Eighth-grader Beatriz Coronado of Marietta, Georgia, says she would be spending the summer taking care of her little brothers if she wasn’t at

SMU as part of STEMPREP. Instead, she recently completed her favorite lab so far, an enzyme-linked immuno-assay simulation that detects and measures antibodies in the blood. She plans to become a family physician.

Dallas eighth-grader Tomisin Ogunfunmi says he didn’t know he could be so independent until he spent six weeks on the SMU campus at STEMPREP last summer. Now he looks forward to next summer when he will work in a Philadelphia university research lab with a scientist as a mentor. He plans to pursue a combination MD/PhD to become a biomedical engineering researcher, possibly at a university.

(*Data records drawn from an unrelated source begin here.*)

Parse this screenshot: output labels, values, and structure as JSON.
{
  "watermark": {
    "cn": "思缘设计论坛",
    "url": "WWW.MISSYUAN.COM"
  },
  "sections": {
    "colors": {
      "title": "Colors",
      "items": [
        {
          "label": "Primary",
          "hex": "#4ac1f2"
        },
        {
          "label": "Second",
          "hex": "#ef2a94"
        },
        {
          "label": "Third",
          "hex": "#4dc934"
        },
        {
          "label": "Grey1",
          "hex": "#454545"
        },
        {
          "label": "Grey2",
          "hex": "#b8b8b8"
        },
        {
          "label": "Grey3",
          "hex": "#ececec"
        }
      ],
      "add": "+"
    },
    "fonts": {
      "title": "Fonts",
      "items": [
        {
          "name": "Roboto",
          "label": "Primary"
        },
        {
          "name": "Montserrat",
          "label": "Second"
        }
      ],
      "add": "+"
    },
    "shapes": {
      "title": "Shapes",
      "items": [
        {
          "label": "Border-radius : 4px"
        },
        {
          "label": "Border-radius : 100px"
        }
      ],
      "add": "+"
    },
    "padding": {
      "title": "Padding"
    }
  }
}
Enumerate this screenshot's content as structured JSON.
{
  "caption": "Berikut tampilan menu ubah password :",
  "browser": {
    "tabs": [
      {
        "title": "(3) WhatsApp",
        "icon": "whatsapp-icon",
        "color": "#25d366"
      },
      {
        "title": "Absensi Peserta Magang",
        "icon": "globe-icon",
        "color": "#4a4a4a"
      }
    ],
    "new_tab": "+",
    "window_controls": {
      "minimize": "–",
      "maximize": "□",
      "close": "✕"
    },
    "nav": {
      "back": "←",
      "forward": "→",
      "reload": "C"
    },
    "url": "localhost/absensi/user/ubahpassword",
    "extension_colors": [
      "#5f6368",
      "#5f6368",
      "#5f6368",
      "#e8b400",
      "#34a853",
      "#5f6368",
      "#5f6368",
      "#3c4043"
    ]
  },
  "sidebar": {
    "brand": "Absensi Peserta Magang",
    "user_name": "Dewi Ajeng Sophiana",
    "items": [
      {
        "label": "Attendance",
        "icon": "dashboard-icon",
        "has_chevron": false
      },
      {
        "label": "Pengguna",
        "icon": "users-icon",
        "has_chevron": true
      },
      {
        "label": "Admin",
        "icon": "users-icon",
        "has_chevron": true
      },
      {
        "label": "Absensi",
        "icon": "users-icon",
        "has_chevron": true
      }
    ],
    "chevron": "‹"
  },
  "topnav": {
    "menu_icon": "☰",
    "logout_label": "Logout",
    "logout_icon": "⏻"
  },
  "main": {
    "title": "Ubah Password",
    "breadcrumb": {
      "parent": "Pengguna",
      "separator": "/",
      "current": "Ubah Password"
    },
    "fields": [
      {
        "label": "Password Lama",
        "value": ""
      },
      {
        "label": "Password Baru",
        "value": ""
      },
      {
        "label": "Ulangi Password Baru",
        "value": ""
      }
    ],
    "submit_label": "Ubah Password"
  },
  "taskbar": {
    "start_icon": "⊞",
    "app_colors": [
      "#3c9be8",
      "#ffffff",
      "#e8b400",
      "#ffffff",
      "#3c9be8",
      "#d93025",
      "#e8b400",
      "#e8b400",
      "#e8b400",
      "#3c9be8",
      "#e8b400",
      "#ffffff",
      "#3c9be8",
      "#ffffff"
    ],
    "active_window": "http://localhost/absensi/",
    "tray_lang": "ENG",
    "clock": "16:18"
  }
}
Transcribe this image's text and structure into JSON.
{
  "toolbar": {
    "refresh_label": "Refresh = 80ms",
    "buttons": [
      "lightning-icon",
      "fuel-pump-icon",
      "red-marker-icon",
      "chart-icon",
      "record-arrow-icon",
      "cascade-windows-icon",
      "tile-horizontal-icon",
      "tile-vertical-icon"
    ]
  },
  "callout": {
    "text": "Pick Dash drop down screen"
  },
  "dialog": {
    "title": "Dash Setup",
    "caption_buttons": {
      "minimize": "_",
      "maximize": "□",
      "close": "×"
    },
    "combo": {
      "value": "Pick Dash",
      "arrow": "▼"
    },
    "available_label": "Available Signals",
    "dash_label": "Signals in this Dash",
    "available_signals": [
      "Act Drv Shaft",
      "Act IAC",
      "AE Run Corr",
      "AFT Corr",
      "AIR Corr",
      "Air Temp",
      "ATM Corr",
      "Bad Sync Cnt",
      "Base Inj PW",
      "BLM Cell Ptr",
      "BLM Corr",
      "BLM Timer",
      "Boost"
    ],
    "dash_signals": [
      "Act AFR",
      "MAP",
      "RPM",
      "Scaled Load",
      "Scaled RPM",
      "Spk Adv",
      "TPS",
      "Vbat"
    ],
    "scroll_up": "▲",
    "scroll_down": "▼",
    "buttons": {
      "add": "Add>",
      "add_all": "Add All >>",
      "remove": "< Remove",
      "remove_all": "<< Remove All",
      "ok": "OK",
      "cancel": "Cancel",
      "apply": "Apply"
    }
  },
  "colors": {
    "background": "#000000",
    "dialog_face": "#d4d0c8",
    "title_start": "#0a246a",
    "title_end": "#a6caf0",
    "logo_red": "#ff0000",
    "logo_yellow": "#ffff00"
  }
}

After participants in STEMPREP finish the junior high component, they spend their senior high and college summers working in university, U.S. government, and private research laboratories in Philadelphia; Bethesda, Maryland; Seattle; Toronto; and Vancouver.

Taisha Husbands, who graduated from SMU in May with degrees in psychology and chemistry, joined the STEMPREP program as an eighth-grader.

“I’ve known since I was 4 that I wanted to be a doctor,” says Husbands, who is from St. Thomas, Virgin Islands. “But I come from a family of teachers and police officers. I thought this program would help me reach my goal.”

Husbands starts medical school in August at the University of Southern California. This summer she is teaching science to current STEMPREP seventh and eighth graders and lives with them in a residence hall on campus. She hasn’t forgotten what it’s like to be an eighth-grader wrestling with college-level material, so she developed an evening study session for students who wanted extra help.

“When I was in eighth grade, one of the STEMPREP teachers sat down with me at lunch every day to help me with the material,” she says. “Helping these students is one of those pay it forward things.”